Review: The Seasoning House / Cert: 18 / Director: Paul Hyett / Screenplay: Paul Hyett, Conal Palmer, Adrian Rigelsford / Starring: Rosie Day, Kevin Howarth, Sean Pertwee, Dominique Provost-Chalkley, Anna Walton / Release Date: June 28th
Special make-up effects designer Paul Hyett makes his directorial debut with The Seasoning House, a brutal film set in a war-torn Eastern European country where young girls are kidnapped for the sex trade. The title refers to the place where the girls are enslaved and conditioned to their new world, or ‘seasoned’. Not one for family viewing.

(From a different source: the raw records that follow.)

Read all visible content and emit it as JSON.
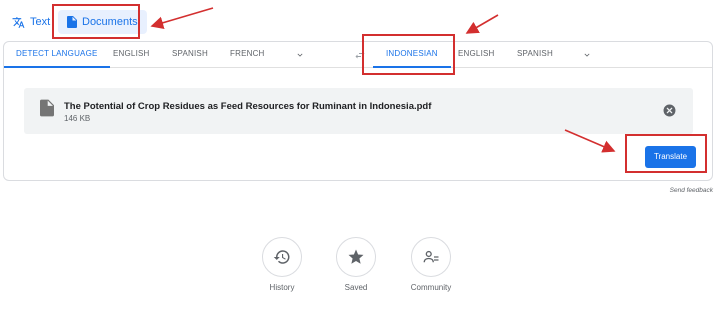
{
  "mode_tabs": {
    "text_label": "Text",
    "documents_label": "Documents"
  },
  "source_languages": [
    "DETECT LANGUAGE",
    "ENGLISH",
    "SPANISH",
    "FRENCH"
  ],
  "target_languages": [
    "INDONESIAN",
    "ENGLISH",
    "SPANISH"
  ],
  "file": {
    "name": "The Potential of Crop Residues as Feed Resources for Ruminant in Indonesia.pdf",
    "size": "146 KB"
  },
  "translate_label": "Translate",
  "feedback_label": "Send feedback",
  "shortcuts": {
    "history": "History",
    "saved": "Saved",
    "community": "Community"
  },
  "colors": {
    "accent": "#1a73e8",
    "annotation": "#d32f2f"
  }
}
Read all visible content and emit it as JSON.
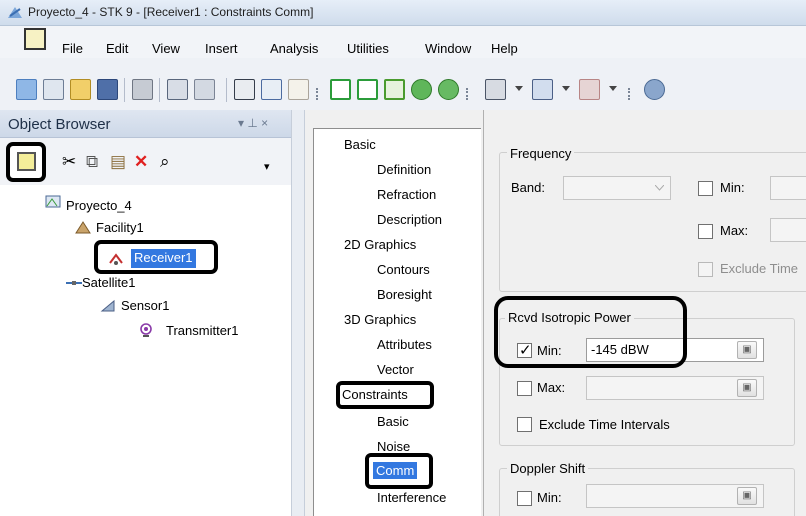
{
  "window": {
    "title": "Proyecto_4 - STK 9 - [Receiver1 : Constraints Comm]"
  },
  "menu": [
    {
      "label": "File"
    },
    {
      "label": "Edit"
    },
    {
      "label": "View"
    },
    {
      "label": "Insert"
    },
    {
      "label": "Analysis"
    },
    {
      "label": "Utilities"
    },
    {
      "label": "Window"
    },
    {
      "label": "Help"
    }
  ],
  "toolbar_icons": [
    "globe-view-icon",
    "map-view-icon",
    "open-icon",
    "save-icon",
    "print-icon",
    "insert-icon",
    "object-icon",
    "html-report-icon",
    "report-icon",
    "graph-icon",
    "access-icon",
    "chain-icon",
    "deck-icon",
    "analysis-icon",
    "settings-icon"
  ],
  "object_browser": {
    "title": "Object Browser",
    "pin": "▾ ⊥ ×",
    "tree": [
      {
        "label": "Proyecto_4",
        "icon": "scenario-icon"
      },
      {
        "label": "Facility1",
        "icon": "facility-icon"
      },
      {
        "label": "Receiver1",
        "icon": "receiver-icon",
        "selected": true
      },
      {
        "label": "Satellite1",
        "icon": "satellite-icon"
      },
      {
        "label": "Sensor1",
        "icon": "sensor-icon"
      },
      {
        "label": "Transmitter1",
        "icon": "transmitter-icon"
      }
    ]
  },
  "nav": {
    "sections": [
      {
        "label": "Basic",
        "items": [
          "Definition",
          "Refraction",
          "Description"
        ]
      },
      {
        "label": "2D Graphics",
        "items": [
          "Contours",
          "Boresight"
        ]
      },
      {
        "label": "3D Graphics",
        "items": [
          "Attributes",
          "Vector"
        ]
      },
      {
        "label": "Constraints",
        "items": [
          "Basic",
          "Noise",
          "Comm",
          "Interference"
        ]
      }
    ],
    "selected": "Comm"
  },
  "panel": {
    "frequency": {
      "title": "Frequency",
      "band_label": "Band:",
      "min_label": "Min:",
      "max_label": "Max:",
      "exclude_label": "Exclude Time"
    },
    "rip": {
      "title": "Rcvd Isotropic Power",
      "min_label": "Min:",
      "min_value": "-145 dBW",
      "min_checked": true,
      "max_label": "Max:",
      "exclude_label": "Exclude Time Intervals"
    },
    "doppler": {
      "title": "Doppler Shift",
      "min_label": "Min:"
    }
  }
}
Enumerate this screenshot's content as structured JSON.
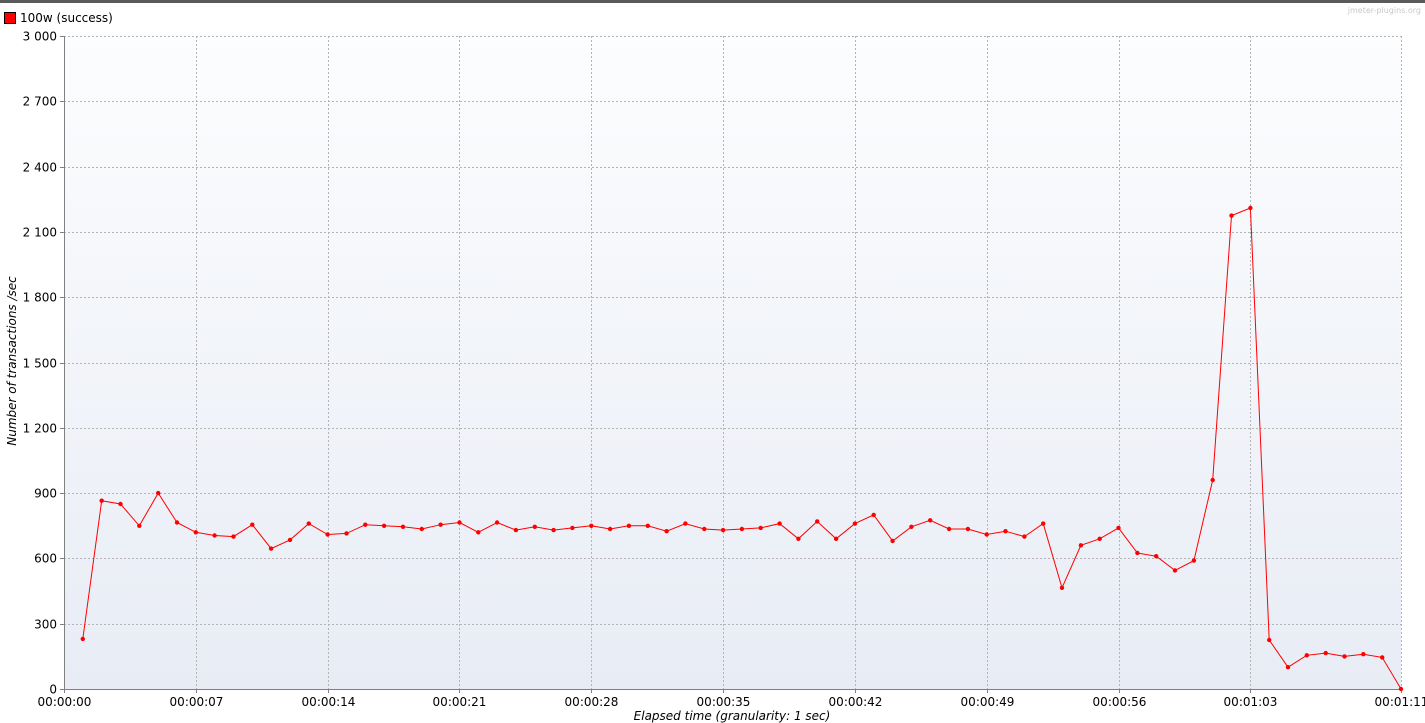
{
  "watermark": "jmeter-plugins.org",
  "legend": {
    "label": "100w (success)",
    "color": "#ff0000"
  },
  "chart_data": {
    "type": "line",
    "xlabel": "Elapsed time (granularity: 1 sec)",
    "ylabel": "Number of transactions /sec",
    "xlim": [
      0,
      71
    ],
    "ylim": [
      0,
      3000
    ],
    "x_ticks": [
      0,
      7,
      14,
      21,
      28,
      35,
      42,
      49,
      56,
      63,
      71
    ],
    "x_tick_labels": [
      "00:00:00",
      "00:00:07",
      "00:00:14",
      "00:00:21",
      "00:00:28",
      "00:00:35",
      "00:00:42",
      "00:00:49",
      "00:00:56",
      "00:01:03",
      "00:01:11"
    ],
    "y_ticks": [
      0,
      300,
      600,
      900,
      1200,
      1500,
      1800,
      2100,
      2400,
      2700,
      3000
    ],
    "y_tick_labels": [
      "0",
      "300",
      "600",
      "900",
      "1 200",
      "1 500",
      "1 800",
      "2 100",
      "2 400",
      "2 700",
      "3 000"
    ],
    "grid": true,
    "legend_position": "top-left",
    "series": [
      {
        "name": "100w (success)",
        "color": "#ff0000",
        "x": [
          1,
          2,
          3,
          4,
          5,
          6,
          7,
          8,
          9,
          10,
          11,
          12,
          13,
          14,
          15,
          16,
          17,
          18,
          19,
          20,
          21,
          22,
          23,
          24,
          25,
          26,
          27,
          28,
          29,
          30,
          31,
          32,
          33,
          34,
          35,
          36,
          37,
          38,
          39,
          40,
          41,
          42,
          43,
          44,
          45,
          46,
          47,
          48,
          49,
          50,
          51,
          52,
          53,
          54,
          55,
          56,
          57,
          58,
          59,
          60,
          61,
          62,
          63,
          64,
          65,
          66,
          67,
          68,
          69,
          70,
          71
        ],
        "y": [
          230,
          865,
          850,
          750,
          900,
          765,
          720,
          705,
          700,
          755,
          645,
          685,
          760,
          710,
          715,
          755,
          750,
          745,
          735,
          755,
          765,
          720,
          765,
          730,
          745,
          730,
          740,
          750,
          735,
          750,
          750,
          725,
          760,
          735,
          730,
          735,
          740,
          760,
          690,
          770,
          690,
          760,
          800,
          680,
          745,
          775,
          735,
          735,
          710,
          725,
          700,
          760,
          465,
          660,
          690,
          740,
          625,
          610,
          545,
          590,
          960,
          2175,
          2210,
          225,
          100,
          155,
          165,
          150,
          160,
          145,
          0
        ]
      }
    ]
  }
}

Rosie Day puts in a stellar performance as Angel, a deaf mute girl who has been orphaned by the very men who visit the house and abuse the girls in it. She has become the favourite of Viktor (Howarth), the psychotic and amoral ‘owner’ of the girls. Viktor spares Rosie from forced prostitution due to his fondness for her, and in exchange for her cleaning, cooking food and drugging the girls for the frequent visitors. As she becomes emotionally numb to the nightmare around her, she makes a friend in Alexa (Provost-Chalkley), a new girl whose fate sparks Rosie’s desire for revenge. She soon learns Viktor is not her only problem, as the army’s sadistic leader Goran (Pertwee with a dodgy European accent) tries to stop her.
The disorientating camera shots work along with the soundtrack, a pre-requisite for a good horror film. Dialogue is sparingly used, visuals and atmosphere instead carrying the film. Impressive special effects and gore are no surprise from the director who has previously plied his trade on films such as The Descent, Eden Lake, Harry Brown and The Woman in Black. Old school horror fans might be reminded slightly of I Spit on Your Grave, but in general this is an assured debut from Hyett, who has created the Hostel of the illegal sex trade.